Если желающие участвовать на Соборе священники и профессора заботятся о собственных служебных льготах и сословных преимуществах, то светские писатели желают там видеть мирян уже с совершенно анти-иерархическими и анти-сословными целями.

Так революционное «Общество христианской борьбы», в котором, впрочем, участвуют два-три духовных профессора, прямо предъявляет Собору требование первым делом «осудить самодержавие, как вполне противоречащее христианству». Это противоречие просвещённые авторы «воззвания к русским епископам» находят в том, что требования самодержавного Царя безусловны, и что их нельзя не исполнять безнаказанно, хотя бы они противоречили заповедям. Авторы почему-то упускают из виду, что таковы же требования всякого правительства, например французского, уже прямо направленные против религии, и что даже в учебном катехизисе предписано таких требований не исполнять, а отвечать на них словами апостолов: Судите: аще праведно есть пред Богом, послушати, вас паче, нежели Бога?

Такова одна часть мирян, желающая проникнуть на Собор; а другая – это наши доморощенные богословы «Нового Времени», уже открытые нигилисты, отрицатели догматов, будущей жизни, святых таинств, евангельских чудес, всего Ветхого Завета, принципиальные эротоманы, современные николаиты, интеллигентные хлысты, требовавшие на страницах «Нового Времени» таких невероятных вещей, чтобы после таинства брака супружеское совокупление совершалось в самом храме Божием, вероятно – при огромном количестве любопытных зрителей.

Я думаю, что если бы для участия на Соборе пригласить в полном составе любую каторжную тюрьму, то она не могла бы в такой степени опозорить нашу святую веру и прогневать Бога, как подобные кандидаты в члены Поместного Собора.

А благочестивые, смиренные миряне, народ, который в «Послании восточных патриархов» именуется хранителем веры? Он, не будучи богословом, и сам уклонится от воспрещённого мирянам, и скажет: ваше дело учить, а наше – поучаться.

Итак, на основании прямого учения Божественного Откровения, а также принимая во внимание современное положение вещей, никто, кроме епископов, не должен быть допущен на Собор. При ложном направлении богословской науки, уже давно подпавшей влиянию латинства и протестантства, дай Бог и нам-то, епископам, сговориться единодушно, без разделения и раскола.

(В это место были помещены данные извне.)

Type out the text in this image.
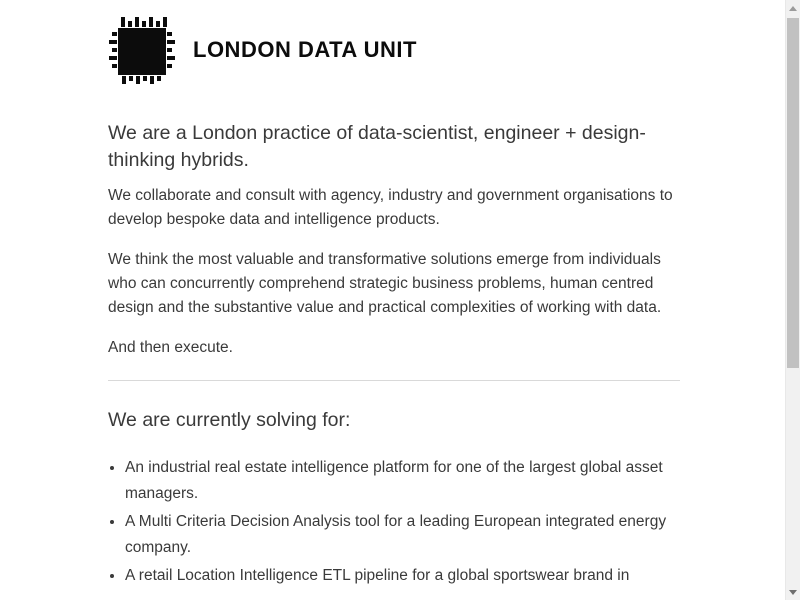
LONDON DATA UNIT
We are a London practice of data-scientist, engineer + design-thinking hybrids.

We collaborate and consult with agency, industry and government organisations to develop bespoke data and intelligence products.

We think the most valuable and transformative solutions emerge from individuals who can concurrently comprehend strategic business problems, human centred design and the substantive value and practical complexities of working with data.

And then execute.

We are currently solving for:
• An industrial real estate intelligence platform for one of the largest global asset managers.
• A Multi Criteria Decision Analysis tool for a leading European integrated energy company.
• A retail Location Intelligence ETL pipeline for a global sportswear brand in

В этом нам поможет Бог и то обстоятельство, что мы не заканчиваем в школе своего духовного развития, а продолжаем его, учась уже у самой Церкви через чтение слова Божия, святых отец, богослужебных книг и – пастырского опыта. Епископство и доныне остаётся хранителем неповреждённой веры, и сие-то вооружает против него сознательных и несознательных врагов Православия.

Вторая докладная записка

Изложив в особом докладе своё заключение по первому пункту данных епархиальным архиереям от Святейшего Синода запросов при циркуляре № 8, имею долг доложить нижеследующее по дальнейшим пунктам.

Пункт 2. О разделении русской Церкви на митрополичьи округа

Мысль эта опирается на слишком большую централизацию церковно-административных дел в Петербурге, где эти дела по необходимости иногда встречают формальное отношение при неосведомлённости столичного управления о некоторых обстоятельствах провинциальной жизни и о самых лицах, касательно которых приходится что-либо решать.

Другого рода польза от устройства митрополичьих округов имелась в виду с точки зрения судебно-апеллятивной.

Именно, митрополичий собор должен будет рассматривать жалобы на архиереев в присутствии самого обвиняемого. В настоящее время Св. Синод, стараясь поддерживать авторитет епископов, затрудняется производить над ними следствие через уполномоченных лиц, а потому всякие неправильные действия епископов, которые не касаются каких-либо бумажных промахов и на бумаге всегда могут быть оправданы, остаются без всякого вменения.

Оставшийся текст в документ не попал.